Die ersten Projekte dieser Vereinbarung wurden bereits 1995 realisiert, andere
warten noch auf Planfeststellungsverfahren oder wurden zwischenzeitlich wieder
verworfen.
In diese Vereinbarung wurde auch der Bau einer Schnellbahnverbindung von Paris
über Ostfrankreich nach Südwestdeutschland und weiter nach Frankfurt
(Main) aufgenommen: das Projekt POS Nord. Hauptstrecke der deutschseitigen
POS Nord ist die KBS 670 von Saarbrücken nach Mannheim.
Hauptkenndaten
Die verkehrliche Zielsetzung der Schnellbahnverbindung POS ist die Herstellung
einer ebensolcher zwischen Paris, Ostfrankreich und Süddeutschland. Dabei
unterscheidet man zei Streckenäste: POS Nord und POS Süd. Die beiden
Strecken zweigen bei Baudrecourt von der gemeinsamen Hauptstrecke ab und nehmen
unterschiedliche Wege zu unterschiedlichen Zielen (siehe auch Strecke).

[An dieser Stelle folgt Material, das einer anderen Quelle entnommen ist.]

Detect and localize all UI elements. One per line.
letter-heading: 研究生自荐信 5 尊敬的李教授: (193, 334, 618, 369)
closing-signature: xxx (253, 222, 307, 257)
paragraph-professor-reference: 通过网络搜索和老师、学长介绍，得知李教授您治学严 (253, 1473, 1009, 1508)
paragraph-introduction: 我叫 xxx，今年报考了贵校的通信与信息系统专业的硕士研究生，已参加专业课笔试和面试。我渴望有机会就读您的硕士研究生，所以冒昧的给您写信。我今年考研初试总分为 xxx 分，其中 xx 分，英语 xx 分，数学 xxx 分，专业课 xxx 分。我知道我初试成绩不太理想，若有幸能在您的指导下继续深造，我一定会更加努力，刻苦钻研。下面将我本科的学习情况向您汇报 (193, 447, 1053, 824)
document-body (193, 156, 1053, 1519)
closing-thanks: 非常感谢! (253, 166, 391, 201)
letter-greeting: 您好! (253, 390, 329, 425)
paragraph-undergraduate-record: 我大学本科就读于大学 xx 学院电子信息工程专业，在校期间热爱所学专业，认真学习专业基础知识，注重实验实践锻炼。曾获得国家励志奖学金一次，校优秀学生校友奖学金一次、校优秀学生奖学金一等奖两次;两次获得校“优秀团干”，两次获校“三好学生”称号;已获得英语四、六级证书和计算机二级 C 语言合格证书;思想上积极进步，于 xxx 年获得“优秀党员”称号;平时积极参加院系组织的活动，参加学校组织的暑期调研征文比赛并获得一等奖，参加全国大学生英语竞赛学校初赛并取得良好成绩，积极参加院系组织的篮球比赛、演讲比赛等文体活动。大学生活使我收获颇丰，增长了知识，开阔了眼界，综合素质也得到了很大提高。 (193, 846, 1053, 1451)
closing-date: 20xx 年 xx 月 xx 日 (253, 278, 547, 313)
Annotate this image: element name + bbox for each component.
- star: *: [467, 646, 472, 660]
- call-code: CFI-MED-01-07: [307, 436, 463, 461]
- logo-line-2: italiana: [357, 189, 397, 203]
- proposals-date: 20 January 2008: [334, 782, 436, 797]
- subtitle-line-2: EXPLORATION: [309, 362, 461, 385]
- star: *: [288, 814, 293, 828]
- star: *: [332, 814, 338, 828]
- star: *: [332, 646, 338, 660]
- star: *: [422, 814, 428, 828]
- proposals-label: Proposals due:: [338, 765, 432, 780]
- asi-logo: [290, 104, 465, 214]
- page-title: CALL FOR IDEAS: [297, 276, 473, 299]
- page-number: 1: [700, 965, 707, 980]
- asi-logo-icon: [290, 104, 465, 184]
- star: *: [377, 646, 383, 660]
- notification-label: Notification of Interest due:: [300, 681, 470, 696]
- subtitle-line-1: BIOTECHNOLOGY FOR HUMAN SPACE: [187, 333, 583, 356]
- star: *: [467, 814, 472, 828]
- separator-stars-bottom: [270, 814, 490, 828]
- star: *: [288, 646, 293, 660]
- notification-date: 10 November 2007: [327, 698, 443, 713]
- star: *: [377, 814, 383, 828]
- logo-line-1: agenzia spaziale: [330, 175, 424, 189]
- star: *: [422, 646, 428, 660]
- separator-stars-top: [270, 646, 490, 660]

Die Realisierung der POS Nord ist jedoch nur durch Verbesserung der auf deutscher
Seite bereits vorhandenen Strecken auf deutscher und durch den Neubau einer
Schnellfahrtstrecke auf französischer Seite realisierbar.
Auf deutscher Seite ertüchtigt man so den Streckenabschnitt Saarbrücken
- Ludwigshafen (Rhein) für Geschwindigkeiten bis 200 km/h auf den Abschnitten
Rohrbach (Saar) - Kaiserslautern und Neustadt (Weinstraße) - Ludwigshafen
(Rhein). Auf französischer Seite dagegen wird eine ganz neue Schnellfahrstrecke
gebaut: Die LGV Est européenne. Diese Strecke beginnt in Paris und
verzweigt sich bei Baudrecourt nach Süden und nach Osten: POS Süd
und POS Nord. Somit ist die Strecke Teil TEN-Schienenmagistrale Nr 17 von
Paris nach Budapest.
Vorgesehen sind für die Strecke auf französischer Seite Geschwindigkeiten
von bis zu 330 km/h, auf deutscher Seite dagegen nur bis zu 200 km/h.